バックアップしたデータを見たいときも、iXpand CompactをiPhoneに挿し、アプリを起動するだけでよい。ホーム画面で「ファイルの表示」を選択すると、iXpand Compactにバックアップした写真やビデオなどのファイルだけでなく、iPhone内にコピーしたデータもタブで切り替えて見ることができる。データの場所ごとにアプリを切り替える必要がないため、素早く操作できる。PCで作成したドキュメントファイルも閲覧でき、USB 3.0に対応しているため転送も速い。
もともとコンパクトで取り回しがしやすいiXpand Compactだが、ストラップホールを活用すれば、常時iPhoneと一緒に持ち運べる。残念ながらiPhoneにはストラップホールがないが、対応したケースを使えば、iXpand CompactをiPhoneにぶら下げておける。よく使う人にとって便利なのはもちろん、紛失を防ぎやすくなるのもうれしい。
■iXpand Compactはこんな人にオススメ
iXpand Compactは、どんな場面で役に立つのか。ここからはシーン別に、オススメできる用途を見ていこう。
・PCを使わず、新しいiPhoneにデータを移したい人
真っ先に考えられるのが、iPhoneを機種変更した場合だ。iTunesを使えば、PC経由でデータを移すことはできるが、買ったその場で新しいiPhoneにデータをコピーできるのはiXpand Compactならではのメリット。写真やビデオは、特にデータサイズが大きくなるため、iCloud経由でのバックアップ&復元よりも、手早くデータを移せる。親が購入したiPadに子どもの写真をコピーして渡すというようなときにも、iXpand Compactが便利だ。
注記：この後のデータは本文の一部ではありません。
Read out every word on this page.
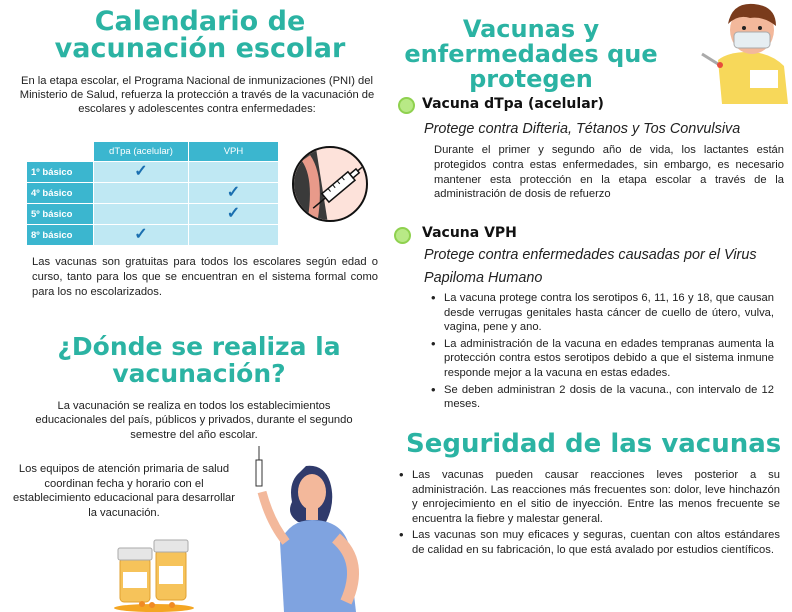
Calendario de vacunación escolar

En la etapa escolar, el Programa Nacional de inmunizaciones (PNI) del Ministerio de Salud, refuerza la protección a través de la vacunación de escolares y adolescentes contra enfermedades:

	dTpa (acelular)	VPH
1º básico	✓	
4º básico		✓
5º básico		✓
8º básico	✓	

Las vacunas son gratuitas para todos los escolares según edad o curso, tanto para los que se encuentran en el sistema formal como para los no escolarizados.

¿Dónde se realiza la vacunación?

La vacunación se realiza en todos los establecimientos educacionales del país, públicos y privados, durante el segundo semestre del año escolar.

Los equipos de atención primaria de salud coordinan fecha y horario con el establecimiento educacional para desarrollar la vacunación.

Vacunas y enfermedades que protegen
Vacuna dTpa (acelular)

Protege contra Difteria, Tétanos y Tos Convulsiva

Durante el primer y segundo año de vida, los lactantes están protegidos contra estas enfermedades, sin embargo, es necesario mantener esta protección en la etapa escolar a través de la administración de dosis de refuerzo

Vacuna VPH

Protege contra enfermedades causadas por el Virus Papiloma Humano

• La vacuna protege contra los serotipos 6, 11, 16 y 18, que causan desde verrugas genitales hasta cáncer de cuello de útero, vulva, vagina, pene y ano.
• La administración de la vacuna en edades tempranas aumenta la protección contra estos serotipos debido a que el sistema inmune responde mejor a la vacuna en estas edades.
• Se deben administran 2 dosis de la vacuna., con intervalo de 12 meses.
Seguridad de las vacunas
• Las vacunas pueden causar reacciones leves posterior a su administración. Las reacciones más frecuentes son: dolor, leve hinchazón y enrojecimiento en el sitio de inyección. Entre las menos frecuente se encuentra la fiebre y malestar general.
• Las vacunas son muy eficaces y seguras, cuentan con altos estándares de calidad en su fabricación, lo que está avalado por estudios científicos.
・一眼レフで撮った写真をiPhoneで見たいカメラ愛好家
一眼レフやミラーレスなど、iPhoneよりも性能の高いカメラで撮った写真をiPhoneで見たいときにも、iXpand Compactが活躍する。カメラから直接iPhoneに転送するのはややハードルが高いが、PC経由でiXpand Compactにコピーすれば、iXpand Comactを挿すだけで、高画質な写真を見られるようになる。iXpand Driveアプリには、他のアプリと連携できる「Open-in」と呼ばれる機能があり、これを使えば、一眼レフやミラーレスで撮った写真を、SNSにアップロードすることもできる。
・iPhoneが子どもの写真で埋め尽くされているパパとママ
iPhoneのストレージが子どもの写真やビデオで埋め尽くされているパパやママにも、iXpand Compactはオススメできる。よく見る最新の写真やビデオだけをiPhoneに入れたままにしておき、古い写真はiXpand Compactにバックアップしておけば、iPhoneの容量を節約しつつ、見たいときにはいつでも昔の写真やビデオを見られる。また、iXpand Driveでは写真やビデオの分類・整理でもできる。この機能を使って「運動会」や「3歳」といった、行事や年齢ごとに写真やビデオを分類しておけば、後から思い出を振り返りやすくなるはずだ。
iXpand Driveアプリは、GoogleのChromecastにも対応しているため、子どもの写真やビデオを大きな画面で表示させたいときにも活躍する。iPhoneに標準搭載されている写真アプリは、Apple TVでしか同じことができないため、より割安で手軽なChromecastを使いたいときに重宝する機能といえる。
・PCで作成したデータをスマホで確認したいビジネスマン
ビジネスでも、iXpand Compactが活躍する場面は多い。ビジネスマンなら誰しもが、Officeで作ったドキュメントを持ち運んだことがあるはずだ。このようなときにも、iXpand Comactが活用できる。Wordで作った企画書をiXpand Compactに入れて同僚に渡したり、PowerPointで作ったデータをiXpand Compactに入れ、iPadでプレゼンしたりと、さまざまなシーンで活用できる。
このように、iXpand Compactは、iPhoneの容量不足に悩む人はもちろん、iPhoneで撮った写真やビデオをより便利に活用したい人や、ビジネスに役立つツールを求めている人にも、オススメできる。“iPhoneのお供”として、必携のツールといえそうだ。